China, which is central to HSBC's growth strategy, said last Tuesday that it had banned financial institutions and payment companies from providing services related to cryptocurrency transactions.

Reuters reported in April that HSBC had banned customers in its online share trading platform from buying shares in bitcoin-backed MicroStrategy, saying in a message to clients that it would not facilitate the buying or exchange of products related to virtual currencies.

Quinn said his skeptical stance on cryptocurrencies partly arose from the difficulty of assessing the transparency of who owns them, as well as problems with their ready convertibility into fiat money.

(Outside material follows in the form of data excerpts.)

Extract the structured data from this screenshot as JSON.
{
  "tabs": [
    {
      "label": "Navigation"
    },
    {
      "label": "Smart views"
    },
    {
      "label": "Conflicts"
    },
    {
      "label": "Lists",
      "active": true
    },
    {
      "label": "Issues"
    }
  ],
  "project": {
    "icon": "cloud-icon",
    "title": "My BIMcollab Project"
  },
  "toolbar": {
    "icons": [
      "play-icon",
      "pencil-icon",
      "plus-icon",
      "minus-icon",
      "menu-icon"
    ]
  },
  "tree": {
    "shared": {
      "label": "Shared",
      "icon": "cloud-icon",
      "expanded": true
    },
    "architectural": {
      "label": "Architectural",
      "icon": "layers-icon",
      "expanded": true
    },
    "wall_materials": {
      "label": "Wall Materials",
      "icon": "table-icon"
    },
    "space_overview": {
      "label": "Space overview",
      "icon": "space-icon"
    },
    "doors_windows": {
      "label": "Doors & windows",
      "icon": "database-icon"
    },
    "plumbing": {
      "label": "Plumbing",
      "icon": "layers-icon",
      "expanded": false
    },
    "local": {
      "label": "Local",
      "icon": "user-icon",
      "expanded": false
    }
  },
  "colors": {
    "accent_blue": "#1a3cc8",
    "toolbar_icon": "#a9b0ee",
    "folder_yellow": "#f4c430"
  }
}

"I view Bitcoin as more of an asset class than a payments vehicle, with very difficult questions about how to value it on the balance sheet of clients because it is so volatile," he said.

"Then you get to stablecoins, which do have some reserve backing behind them to address the stored value concerns, but it depends on who the sponsoring organization is plus the structure and accessibility of the reserve."

The soaring popularity of cryptocurrencies has posed a problem for mainstream banks in recent years, as they try to balance catering to clients' interests with their own regulatory obligations to understand the source of their customers' wealth.

HSBC's stance against offering cryptocurrencies as an asset class marks it out against European rivals such as UBS, which is exploring ways to offer them as an investment product according to media reports earlier this month.

Dirty businesses

The annual energy consumption of China's cryptocurrency miners is expected to peak in 2024 at about 297 terawatt-hours, greater than all the power consumption by Italy in 2016, according to a study recently published in the scientific journal Nature Communications.

Chinese President Xi Jinping has pledged carbon neutrality by 2060.

China has already lost its position as a global cryptocurrency trading center after Beijing banned crypto exchanges in 2017.

"Eventually, China will lose crypto computing power to foreign markets as well," BTC.TOP founder Jiang wrote, predicting the rise of U.S. and European mining pools.

Chen of Novem Arcae said the crypto craze, if not curbed, could turn into froth similar to the Dutch tulipomania in the 17th century – often regarded as the first financial bubble in recorded history.

"The only difference is that after the tulip bubble burst, there were still some beautiful flowers left," Chen said.

"But when the virtual currency bubble bursts, what would be left are merely some computer codes."